Ao fortalecer o capital humano, tais programas podem ampliar a capacidade produtiva e a autonomia relativa de países periféricos, ainda que permaneçam limitados pelas restrições impostas pela divisão internacional do trabalho (WALLERSTEIN, 2004; ARRIGHI, 1994). Assim, a mobilidade social promovida internamente não elimina automaticamente as desigualdades sistêmicas, mas pode contribuir para reconfigurações graduais na posição internacional do Estado.
Em conclusão, os programas de transferência de renda demonstram potencial significativo para reduzir desigualdades imediatas e fomentar o acúmulo de capital humano no longo prazo, favorecendo a mobilidade social. Contudo, seus efeitos estruturais dependem de políticas complementares e de transformações mais amplas na inserção internacional dos países (SEN, 2000; MILANOVIC, 2016).

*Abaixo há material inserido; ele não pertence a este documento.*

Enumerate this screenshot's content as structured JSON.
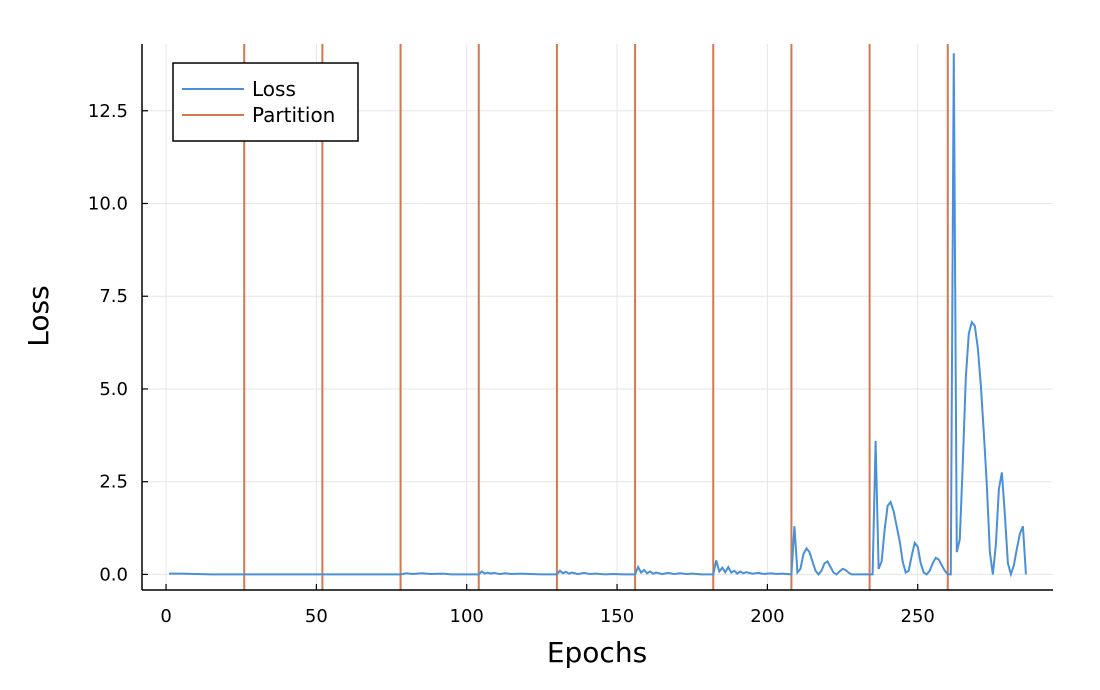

A partir da perspectiva das Relações Internacionais, compreende-se que a superação da desigualdade não é apenas um desafio doméstico, mas também um processo condicionado pela dinâmica do sistema global. Assim, políticas redistributivas constituem instrumentos relevantes de desenvolvimento, mas sua eficácia plena requer articulação entre estratégias nacionais e mudanças na ordem internacional.
Referências:
ARRIGHI, Giovanni. O longo século XX: dinheiro, poder e as origens do nosso tempo. Rio de Janeiro: Contraponto, 1994.
BECKER, Gary S. Human capital: a theoretical and empirical analysis, with special reference to education. 3. ed. Chicago: University of Chicago Press, 1993.
NERI, Marcelo Côrtes (org.). Programa Bolsa Família: uma década de inclusão e cidadania. Brasília: Ipea, 2013.
PIKETTY, Thomas. O capital no século XXI. Rio de Janeiro: Intrínseca, 2014.
RAWLS, John. Uma teoria da justiça. São Paulo: Martins Fontes, 2002.
SCHADY, Norbert. Conditional cash transfer programs: impacts on education and health. In: FISZBEIN, Ariel; SCHADY, Norbert. Conditional cash transfers: reducing present and future poverty. Washington, DC: World Bank, 2009.
SEN, Amartya. Desenvolvimento como liberdade. São Paulo: Companhia das Letras, 2000.
WALLERSTEIN, Immanuel. World-systems analysis: an introduction. Durham: Duke University Press, 2004.